Mapping Hierarchical Multiple File VHDL Kernels onto an SRC-7 High Performance Reconfigurable Computer

The increasing computational requirements of today's software systems have led researchers to investigate ways of accelerating military and scientific computing applications. Contemporary field programmable gate arrays (FPGAs) are now equipped with multimillion gate logic fabrics, faster clock rates, reasonably large on-chip memory, and fast I/O resources for off-chip communication. The use of FPGAs as reconfigurable computational units complementing a fixed computational device such as a general-purpose processor (GPP) is the basic idea behind what are known as high performance reconfigurable computers (HPRCs).
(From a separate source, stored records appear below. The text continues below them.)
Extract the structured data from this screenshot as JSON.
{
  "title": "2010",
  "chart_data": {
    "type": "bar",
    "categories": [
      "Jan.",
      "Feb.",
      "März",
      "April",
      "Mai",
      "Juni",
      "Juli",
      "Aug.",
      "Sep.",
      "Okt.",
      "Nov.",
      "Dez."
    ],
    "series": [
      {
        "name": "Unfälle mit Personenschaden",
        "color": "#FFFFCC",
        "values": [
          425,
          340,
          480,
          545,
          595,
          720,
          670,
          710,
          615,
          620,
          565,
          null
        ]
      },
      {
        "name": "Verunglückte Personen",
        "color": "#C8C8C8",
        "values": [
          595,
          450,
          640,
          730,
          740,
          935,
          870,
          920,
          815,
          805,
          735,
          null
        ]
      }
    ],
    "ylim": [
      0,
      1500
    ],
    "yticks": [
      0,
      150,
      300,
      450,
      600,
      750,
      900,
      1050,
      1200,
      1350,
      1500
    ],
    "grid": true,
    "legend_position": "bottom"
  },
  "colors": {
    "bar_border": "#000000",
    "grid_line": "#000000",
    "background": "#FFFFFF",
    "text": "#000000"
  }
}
These exciting architectures allow development of reconfigurable processors that target the computationally intensive parts of a given application. Ideally, one should use a high-level language (HLL) rather than a hardware description language (HDL) to implement HPRC-based applications. However, in order to accelerate some applications, an HDL must be used to design computational kernels. The HPRC used in the joint research project between the U.S. Army Engineer Research and Development Center {DoD Supercomputing} Resource Center (ERDC DSRC) and Jackson State University (JSU) employs the SRC Computers' Carte development environment. Carte allows application development using a conventional HLL, an HLL-to-HDL compiler, and custom-built VHDL-based kernels ("user macros" in SRC parlance). Currently, the off-the-shelf Carte mechanism for incorporating user macros does not directly support the common case of a multiple file VHDL hierarchy. This research explores a novel approach that allows multiple file VHDL kernels to be mapped onto the SRC-7 HPRC. The approach facilitates the development of FPGA-based elements via a hybrid technique that uses the Carte HLL-to-HDL compiler in conjunction with multiple file VHDL-based user macros. This paper describes the use of this novel approach to map a parameterized, parallelized, and pipelined FPGA-based sparse matrix vector multiply kernel onto an SRC-7 HPRC. The HPRC-based version runs nearly four times faster than the software-only version.